La sécession de la plèbe
A Paris, le 18 juin
par Gérard Leclerc
L’abstention massive qui s’est encore aggravée au second tour des législatives pose quand même un sérieux problème, alors que le président de la République dispose maintenant d’une majorité qui lui donne tous les moyens de gouverner.
On a parlé, à juste titre, de la lassitude d’un électorat fatigué d’une trop longue compétition. On a aussi insisté sur la résignation de ce même électorat, persuadé que les choses étaient pliées avec l’élection d’Emmanuel Macron et la certitude qu’il aurait sa majorité parlementaire. Mais il est une autre façon d’envisager les choses, qui confère au phénomène de l’abstention une densité significative.
C’est Jean-Claude Barreau qui a lancé l’idée, avec un rappel historique de ce qui s’était passé autrefois dans la République romaine. Dès le début de la République, en effet, se produit ce qu’on appelle la sécession de la plèbe. La plèbe, c’est le peuple qui n’appartient pas aux catégories supérieures, au patriciat qui tient en main la réalité du pouvoir. Elle se rebelle contre le mépris dont elle est l’objet. En 499 avant Jésus-Christ, cette plèbe en armes se réfugie sur la colline de l’Aventin et finit par obtenir la création d’une magistrature chargée de ses intérêts. On parlera ainsi des tribuns de la plèbe. L’expression est restée, elle a été employée à différentes reprises pour caractériser, par exemple, le rôle du Parti communiste. On parlait alors de sa fonction tribunicienne, eu égard à toute une population ouvrière, ou prolétarienne, dont il avait à défendre les intérêts.

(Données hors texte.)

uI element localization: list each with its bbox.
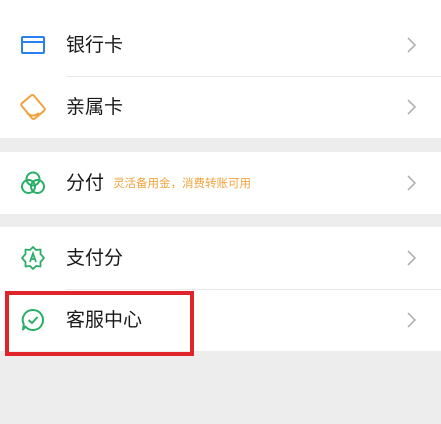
family-card-label: 亲属卡 bbox=[66, 96, 124, 118]
installment-icon bbox=[20, 170, 46, 196]
family-card-icon bbox=[20, 94, 46, 120]
chevron-right-icon bbox=[405, 311, 417, 329]
chevron-right-icon bbox=[405, 36, 417, 54]
installment-row[interactable]: 分付 灵活备用金，消费转账可用 bbox=[0, 152, 441, 214]
installment-label: 分付 bbox=[66, 172, 105, 194]
chevron-right-icon bbox=[405, 249, 417, 267]
cards-section: 银行卡 亲属卡 bbox=[0, 14, 441, 138]
customer-service-icon bbox=[20, 307, 46, 333]
pay-score-label: 支付分 bbox=[66, 247, 124, 269]
pay-score-icon bbox=[20, 245, 46, 271]
customer-service-row[interactable]: 客服中心 bbox=[0, 289, 441, 351]
service-section: 支付分 客服中心 bbox=[0, 227, 441, 351]
top-section-edge bbox=[0, 0, 441, 14]
chevron-right-icon bbox=[405, 98, 417, 116]
bank-card-row[interactable]: 银行卡 bbox=[0, 14, 441, 76]
installment-subtitle: 灵活备用金，消费转账可用 bbox=[113, 176, 251, 190]
bank-card-icon bbox=[20, 32, 46, 58]
bank-card-label: 银行卡 bbox=[66, 34, 124, 56]
installment-section: 分付 灵活备用金，消费转账可用 bbox=[0, 152, 441, 214]
pay-score-row[interactable]: 支付分 bbox=[0, 227, 441, 289]
customer-service-label: 客服中心 bbox=[66, 309, 143, 331]
family-card-row[interactable]: 亲属卡 bbox=[0, 76, 441, 138]
chevron-right-icon bbox=[405, 174, 417, 192]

Est-ce un peu forcer la comparaison que d’affirmer que l’abstention massive des deux tours des législatives équivaut à la sécession de la plèbe et à son reflux sur l’Aventin ? Une plèbe qui ne se reconnaît pas dans un système patricien, avec des représentants largement issus des catégories sociales supérieures de la population ? Comparaison n’est pas raison, mais il y a quand même quelque chose d’impressionnant dans le fait que le pouvoir soit détenu par un président sélectionné par un quart de l’électorat et bénéficiant du soutien d’une majorité qui ne rassemble, en fait, que le septième du même électorat. La France insoumise et le Front national se sont trouvés marginalisés en dépit de la masse considérable qu’ils représentent. Ne reste au Parlement que Jean-Luc Mélenchon et Marine Le Pen pour exercer la fonction de tribuns de la plèbe. C’est significatif d’un déséquilibre qui fragilise d’ores et déjà le président et son gouvernement. •
Chronique diffusée sur Radio Notre-Dame le 19 juin 2017.